La ragazza del binario numero 9

Ogni martedì e giovedì sera alle 21.07 arriva al binario 4 della Stazione Rifredi la Ragazza del binario numero 9.
Sparisce per una manciata di minuti e riappare con un biglietto che timbra alla macchinetta del sottopassaggio: è quello che suppongo, perchè quando riemerge dalle scale lo piega e lo infila in una tasca dei jeans.
Io sono sul binario opposto, il numero 8, ad aspettare la coincidenza per più di mezz'ora, così ho tempo per guardarmi attorno e ci ho messo un po' ad accorgermi di lei.
Ha un'aria un po' dimessa: con questi capelli marrone scuro lunghi fin quasi a metà schiena tenuti alla rinfusa. A volte li tiene legati con un laccino, o con una molletta. Come cappotto usa spesso un largo maglione blu, a maglie larghe, che le arriva fin quasi alle ginocchia. A tracolla una borsa in tela esageratamente rigonfia, ed al collo ha sempre una macchina fotografica di quelle semi-serie.

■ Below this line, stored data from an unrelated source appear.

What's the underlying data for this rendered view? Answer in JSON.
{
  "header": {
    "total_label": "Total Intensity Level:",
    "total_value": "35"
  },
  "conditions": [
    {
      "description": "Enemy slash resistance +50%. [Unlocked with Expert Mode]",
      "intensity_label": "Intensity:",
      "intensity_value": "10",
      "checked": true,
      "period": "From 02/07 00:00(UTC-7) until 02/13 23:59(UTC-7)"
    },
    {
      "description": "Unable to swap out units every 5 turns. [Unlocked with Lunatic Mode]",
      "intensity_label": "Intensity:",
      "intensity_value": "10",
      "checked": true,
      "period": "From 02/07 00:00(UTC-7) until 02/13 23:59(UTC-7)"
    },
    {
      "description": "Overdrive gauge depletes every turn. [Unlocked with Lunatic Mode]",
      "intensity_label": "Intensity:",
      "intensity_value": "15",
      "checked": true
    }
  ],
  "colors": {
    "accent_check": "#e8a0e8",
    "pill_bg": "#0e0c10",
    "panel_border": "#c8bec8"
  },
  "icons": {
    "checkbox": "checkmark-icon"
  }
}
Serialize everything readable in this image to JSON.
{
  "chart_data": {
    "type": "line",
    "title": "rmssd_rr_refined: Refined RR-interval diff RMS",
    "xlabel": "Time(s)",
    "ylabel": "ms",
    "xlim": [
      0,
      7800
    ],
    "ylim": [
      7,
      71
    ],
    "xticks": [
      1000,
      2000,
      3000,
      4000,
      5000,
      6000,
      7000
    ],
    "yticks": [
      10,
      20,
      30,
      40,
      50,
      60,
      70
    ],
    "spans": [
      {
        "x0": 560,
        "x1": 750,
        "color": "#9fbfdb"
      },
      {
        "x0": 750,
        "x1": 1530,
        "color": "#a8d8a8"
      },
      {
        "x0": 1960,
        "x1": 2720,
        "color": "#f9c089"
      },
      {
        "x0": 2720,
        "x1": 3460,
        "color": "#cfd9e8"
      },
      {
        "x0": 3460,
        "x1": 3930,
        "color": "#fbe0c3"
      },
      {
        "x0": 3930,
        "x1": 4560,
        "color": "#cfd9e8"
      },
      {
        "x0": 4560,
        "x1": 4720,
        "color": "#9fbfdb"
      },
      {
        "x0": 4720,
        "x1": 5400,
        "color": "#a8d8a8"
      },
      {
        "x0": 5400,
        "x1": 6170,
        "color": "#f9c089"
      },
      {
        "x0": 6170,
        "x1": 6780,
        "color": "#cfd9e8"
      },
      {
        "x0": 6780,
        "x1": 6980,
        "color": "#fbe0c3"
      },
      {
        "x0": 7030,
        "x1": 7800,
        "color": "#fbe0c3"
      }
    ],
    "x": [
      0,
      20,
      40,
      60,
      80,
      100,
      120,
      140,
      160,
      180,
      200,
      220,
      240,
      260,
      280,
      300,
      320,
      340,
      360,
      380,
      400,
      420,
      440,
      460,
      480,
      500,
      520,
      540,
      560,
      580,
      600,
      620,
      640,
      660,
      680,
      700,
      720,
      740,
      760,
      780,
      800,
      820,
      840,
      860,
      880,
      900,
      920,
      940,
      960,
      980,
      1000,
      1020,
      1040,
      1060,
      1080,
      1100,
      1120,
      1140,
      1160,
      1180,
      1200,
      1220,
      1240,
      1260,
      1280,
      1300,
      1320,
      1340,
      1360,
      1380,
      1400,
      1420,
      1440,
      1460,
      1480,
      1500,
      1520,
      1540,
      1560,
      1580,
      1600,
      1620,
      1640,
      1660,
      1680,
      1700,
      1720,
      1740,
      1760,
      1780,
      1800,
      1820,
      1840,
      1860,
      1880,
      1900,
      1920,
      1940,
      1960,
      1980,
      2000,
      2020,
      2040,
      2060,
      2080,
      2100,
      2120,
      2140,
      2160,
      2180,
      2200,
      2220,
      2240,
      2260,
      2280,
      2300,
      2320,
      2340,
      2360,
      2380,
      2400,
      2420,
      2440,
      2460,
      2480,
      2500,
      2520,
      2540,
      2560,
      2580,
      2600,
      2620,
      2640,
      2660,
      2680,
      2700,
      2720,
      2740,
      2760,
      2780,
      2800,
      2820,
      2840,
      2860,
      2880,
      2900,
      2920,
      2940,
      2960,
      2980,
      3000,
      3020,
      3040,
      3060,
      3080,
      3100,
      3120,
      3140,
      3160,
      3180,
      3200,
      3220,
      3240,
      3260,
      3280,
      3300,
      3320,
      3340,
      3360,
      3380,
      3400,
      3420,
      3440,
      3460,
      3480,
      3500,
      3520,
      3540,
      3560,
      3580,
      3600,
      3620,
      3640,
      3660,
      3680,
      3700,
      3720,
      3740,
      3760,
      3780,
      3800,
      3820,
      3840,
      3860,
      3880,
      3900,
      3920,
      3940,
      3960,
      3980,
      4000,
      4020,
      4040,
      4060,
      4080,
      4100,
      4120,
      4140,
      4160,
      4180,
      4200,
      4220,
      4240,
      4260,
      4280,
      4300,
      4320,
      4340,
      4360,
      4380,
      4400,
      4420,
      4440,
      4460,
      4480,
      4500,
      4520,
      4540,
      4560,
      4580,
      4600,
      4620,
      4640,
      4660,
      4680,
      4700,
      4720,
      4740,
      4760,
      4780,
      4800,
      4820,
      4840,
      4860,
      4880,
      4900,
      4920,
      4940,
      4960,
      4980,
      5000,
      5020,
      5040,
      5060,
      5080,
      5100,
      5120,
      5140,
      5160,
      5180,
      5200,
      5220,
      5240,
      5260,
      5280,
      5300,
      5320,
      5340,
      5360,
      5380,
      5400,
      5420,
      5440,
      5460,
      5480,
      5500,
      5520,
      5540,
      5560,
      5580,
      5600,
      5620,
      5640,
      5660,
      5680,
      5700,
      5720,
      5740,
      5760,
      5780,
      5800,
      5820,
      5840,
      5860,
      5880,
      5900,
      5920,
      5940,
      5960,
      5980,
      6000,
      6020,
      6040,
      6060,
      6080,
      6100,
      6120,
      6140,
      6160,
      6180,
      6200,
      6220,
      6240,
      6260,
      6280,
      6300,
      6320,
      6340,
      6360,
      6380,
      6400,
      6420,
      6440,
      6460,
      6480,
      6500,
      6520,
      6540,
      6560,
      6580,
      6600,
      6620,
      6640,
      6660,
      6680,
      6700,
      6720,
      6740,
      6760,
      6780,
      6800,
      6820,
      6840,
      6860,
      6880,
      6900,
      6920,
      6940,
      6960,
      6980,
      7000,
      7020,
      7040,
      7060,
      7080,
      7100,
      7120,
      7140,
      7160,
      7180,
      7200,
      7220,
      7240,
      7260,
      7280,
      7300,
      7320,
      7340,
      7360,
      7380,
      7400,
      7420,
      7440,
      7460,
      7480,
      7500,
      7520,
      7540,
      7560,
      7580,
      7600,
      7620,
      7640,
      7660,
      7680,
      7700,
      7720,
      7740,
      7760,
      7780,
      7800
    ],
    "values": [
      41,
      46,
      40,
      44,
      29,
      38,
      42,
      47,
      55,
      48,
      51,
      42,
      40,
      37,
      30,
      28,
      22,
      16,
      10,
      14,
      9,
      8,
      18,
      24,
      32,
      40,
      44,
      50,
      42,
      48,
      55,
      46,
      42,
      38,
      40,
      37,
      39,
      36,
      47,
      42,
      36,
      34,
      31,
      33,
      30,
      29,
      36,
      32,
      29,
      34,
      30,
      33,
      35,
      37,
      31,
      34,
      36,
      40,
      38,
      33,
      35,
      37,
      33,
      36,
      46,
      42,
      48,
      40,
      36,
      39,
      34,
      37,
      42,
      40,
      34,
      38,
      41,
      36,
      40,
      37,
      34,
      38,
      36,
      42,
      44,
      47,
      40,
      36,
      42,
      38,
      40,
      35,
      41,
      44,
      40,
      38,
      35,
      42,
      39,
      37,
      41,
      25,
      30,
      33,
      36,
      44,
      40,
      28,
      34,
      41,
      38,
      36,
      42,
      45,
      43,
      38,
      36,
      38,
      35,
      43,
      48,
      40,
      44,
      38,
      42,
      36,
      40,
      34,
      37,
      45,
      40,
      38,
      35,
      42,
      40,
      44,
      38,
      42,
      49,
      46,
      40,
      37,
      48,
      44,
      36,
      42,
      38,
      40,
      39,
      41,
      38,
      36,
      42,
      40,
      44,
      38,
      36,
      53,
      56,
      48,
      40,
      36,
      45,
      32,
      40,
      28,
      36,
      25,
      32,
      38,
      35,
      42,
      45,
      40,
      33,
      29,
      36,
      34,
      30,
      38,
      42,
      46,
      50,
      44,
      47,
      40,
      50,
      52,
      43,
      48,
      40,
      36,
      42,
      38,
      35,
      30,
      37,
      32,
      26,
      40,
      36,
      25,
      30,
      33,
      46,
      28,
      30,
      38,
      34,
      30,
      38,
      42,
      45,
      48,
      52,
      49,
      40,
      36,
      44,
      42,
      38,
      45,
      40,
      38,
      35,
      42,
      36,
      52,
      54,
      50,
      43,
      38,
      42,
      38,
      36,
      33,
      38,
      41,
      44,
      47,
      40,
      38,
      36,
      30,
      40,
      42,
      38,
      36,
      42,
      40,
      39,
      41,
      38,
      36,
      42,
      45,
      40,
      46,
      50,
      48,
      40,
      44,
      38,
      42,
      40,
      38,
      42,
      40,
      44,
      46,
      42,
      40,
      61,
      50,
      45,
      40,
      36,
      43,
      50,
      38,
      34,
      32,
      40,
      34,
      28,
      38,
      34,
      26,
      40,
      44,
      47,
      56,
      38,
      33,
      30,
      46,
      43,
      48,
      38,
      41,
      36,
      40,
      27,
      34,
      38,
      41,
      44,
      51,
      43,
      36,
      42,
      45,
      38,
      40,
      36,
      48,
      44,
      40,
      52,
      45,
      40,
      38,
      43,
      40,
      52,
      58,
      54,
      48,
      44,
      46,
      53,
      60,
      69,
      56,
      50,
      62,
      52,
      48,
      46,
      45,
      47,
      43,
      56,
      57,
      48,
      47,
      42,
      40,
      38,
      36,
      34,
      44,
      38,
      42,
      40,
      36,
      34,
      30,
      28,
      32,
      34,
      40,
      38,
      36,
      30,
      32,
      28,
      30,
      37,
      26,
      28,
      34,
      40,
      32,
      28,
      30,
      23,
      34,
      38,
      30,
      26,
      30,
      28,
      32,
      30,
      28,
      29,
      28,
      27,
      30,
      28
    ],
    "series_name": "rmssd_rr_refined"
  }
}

E' dopo aver superato i distributori di patatine e schifezze varie che inizia a comportarsi in maniera strana: spesso capita che si avvicini furtivamente al cestino della spazzatura, e sposta in avanti il collo per sbirciarvi dentro. A volte arriva a puntarci l'obiettivo della macchinetta, come se all'interno ci fosse qualcosa di molto, molto interessante.
Altre volte se ne resta semplicemente seduta nella prima panchina, ad osservare in maniera fissa la base dei distributori.
Questa settimana, invece, l'ho sorpresa a far cadere qualcosa per terra: spinta dalla curiosità ho aspettato che prendesse il suo treno, quello delle 21.33, ed ho approfittato dei minuti che mi rimanevano prima di prendere il treno per andare a vedere cosa fosse.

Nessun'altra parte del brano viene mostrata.